Ulug-dépé ou "grand monticule" est l’un des sites archéologiques majeurs du Turkménistan. Il se situe dans les piémonts du Kopet Dâgh, autrefois bordé par la rivière Kelet. Ce site aux avantages géographiques, stratégiques et environnementaux présente une séquence stratigraphique de plus de 30 m, couvrant 6000 ans de chronologie du Chalcolithique jusqu’au début de l’époque Hellénistique.

Ulug-dépé est fouillé depuis 2001 par la Mission Archéologique Franco-Turkmène (MAFTur).
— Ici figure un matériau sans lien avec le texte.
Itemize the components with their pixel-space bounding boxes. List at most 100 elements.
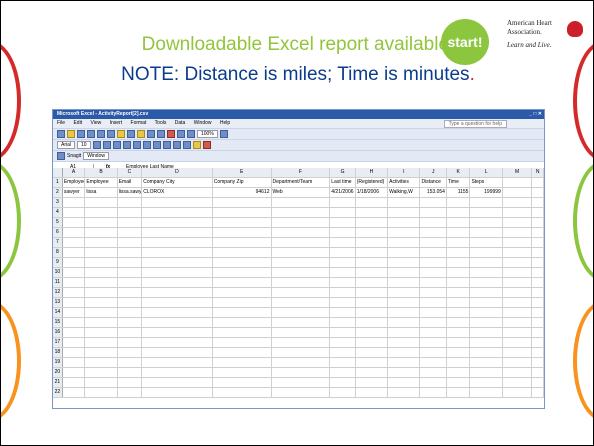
cell[interactable] — [420, 328, 447, 337]
cell[interactable] — [532, 248, 544, 257]
cell[interactable]: Web — [272, 188, 331, 197]
cell[interactable] — [447, 228, 471, 237]
cell[interactable] — [447, 278, 471, 287]
cell[interactable] — [532, 258, 544, 267]
cell[interactable] — [447, 288, 471, 297]
cell[interactable] — [388, 258, 421, 267]
cell[interactable] — [420, 208, 447, 217]
row-header[interactable] — [53, 168, 63, 177]
cell[interactable] — [272, 228, 331, 237]
bold-icon[interactable] — [92, 141, 101, 149]
row-header[interactable]: 11 — [53, 278, 63, 287]
window-controls-icon[interactable]: _ □ ✕ — [529, 110, 542, 119]
cell[interactable] — [272, 208, 331, 217]
cell[interactable] — [85, 338, 118, 347]
cell[interactable] — [118, 218, 143, 227]
cell[interactable] — [503, 268, 533, 277]
cell[interactable] — [503, 348, 533, 357]
cell[interactable] — [388, 378, 421, 387]
cell[interactable] — [142, 198, 213, 207]
cell[interactable] — [85, 298, 118, 307]
cell[interactable] — [118, 238, 143, 247]
cell[interactable] — [532, 238, 544, 247]
cell[interactable] — [213, 278, 272, 287]
column-header[interactable]: L — [470, 168, 503, 177]
open-icon[interactable] — [67, 130, 75, 138]
cell[interactable] — [63, 348, 86, 357]
sort-icon[interactable] — [177, 130, 185, 138]
cell[interactable] — [142, 258, 213, 267]
cell[interactable] — [272, 218, 331, 227]
cell[interactable] — [532, 348, 544, 357]
cell[interactable] — [272, 198, 331, 207]
cell[interactable] — [142, 338, 213, 347]
cell[interactable] — [330, 248, 356, 257]
cell[interactable] — [63, 268, 86, 277]
cell[interactable] — [420, 338, 447, 347]
cell[interactable]: 199999 — [470, 188, 503, 197]
cell[interactable] — [213, 368, 272, 377]
cell[interactable] — [142, 298, 213, 307]
cell[interactable] — [85, 248, 118, 257]
row-header[interactable]: 12 — [53, 288, 63, 297]
undo-icon[interactable] — [147, 130, 155, 138]
cell[interactable] — [503, 318, 533, 327]
cell[interactable] — [85, 388, 118, 397]
cell[interactable] — [447, 318, 471, 327]
cell[interactable] — [388, 218, 421, 227]
cell[interactable] — [142, 278, 213, 287]
cell[interactable] — [330, 278, 356, 287]
cell[interactable] — [532, 368, 544, 377]
cell[interactable] — [85, 378, 118, 387]
cell[interactable] — [470, 268, 503, 277]
cell[interactable] — [420, 318, 447, 327]
cell[interactable] — [447, 268, 471, 277]
cell[interactable]: Department/Team — [272, 178, 331, 187]
cell[interactable] — [470, 258, 503, 267]
cell[interactable] — [388, 358, 421, 367]
cell[interactable] — [470, 238, 503, 247]
cell[interactable] — [272, 338, 331, 347]
cell[interactable] — [63, 228, 86, 237]
cell[interactable] — [142, 208, 213, 217]
cell[interactable] — [142, 348, 213, 357]
align-center-icon[interactable] — [132, 141, 141, 149]
cell[interactable] — [388, 328, 421, 337]
row-header[interactable]: 16 — [53, 328, 63, 337]
italic-icon[interactable] — [102, 141, 111, 149]
cell[interactable] — [356, 268, 389, 277]
cell[interactable] — [388, 388, 421, 397]
font-name-select[interactable]: Arial — [57, 141, 76, 149]
cell[interactable] — [118, 268, 143, 277]
cell[interactable] — [503, 338, 533, 347]
cell[interactable] — [85, 208, 118, 217]
cell[interactable] — [447, 258, 471, 267]
cell[interactable] — [85, 368, 118, 377]
cell[interactable] — [420, 358, 447, 367]
cell[interactable] — [213, 218, 272, 227]
cell[interactable]: Email — [118, 178, 143, 187]
cell[interactable] — [118, 278, 143, 287]
cell[interactable] — [63, 388, 86, 397]
column-header[interactable]: C — [117, 168, 143, 177]
cell[interactable] — [356, 328, 389, 337]
cell[interactable] — [63, 198, 86, 207]
cell[interactable] — [63, 238, 86, 247]
cell[interactable] — [532, 338, 544, 347]
cell[interactable] — [532, 278, 544, 287]
new-icon[interactable] — [57, 130, 65, 138]
cell[interactable]: Employee — [63, 178, 86, 187]
cell[interactable] — [470, 368, 503, 377]
cell[interactable] — [356, 318, 389, 327]
cell[interactable] — [272, 268, 331, 277]
cell[interactable] — [503, 358, 533, 367]
cell[interactable] — [118, 198, 143, 207]
cell[interactable] — [330, 288, 356, 297]
cell[interactable] — [420, 248, 447, 257]
preview-icon[interactable] — [97, 130, 105, 138]
cell[interactable] — [63, 258, 86, 267]
cell[interactable]: 94612 — [213, 188, 272, 197]
cell[interactable] — [142, 318, 213, 327]
cell[interactable] — [356, 248, 389, 257]
cell[interactable] — [503, 238, 533, 247]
Les recherches archéologiques menées à Ulug-dépé et le programme de prospection entrepris sur le site et sa région permettent de documenter l’histoire des communautés agro-pastorales sédentaires de l’Asie centrale et participent à la mise en valeur de son patrimoine culturel.

Le site d’Ulug-dépé couvre15 ha et atteint une hauteur de 30 m au-dessus de la plaine actuelle, permettant une vue probable du dépé à une distance de 30 km à la ronde. Bien que l'occupation Néolithique soit pressentie, c'est surtout dès le Chalcolithique ancien (5000-4000 avant J.-C.), qu'à Ulug-dépé se développe un système villageois dont la population pratiquait une agriculture irriguée et l’élevage du bétail. La fouille de nombreux fours de terre dans la zone d’habitation est le témoignage d’une intense activité artisanale et la découverte de matières exotiques telles que les perles miniatures en turquoise et lapis lazuli reflète des échanges interrégionaux.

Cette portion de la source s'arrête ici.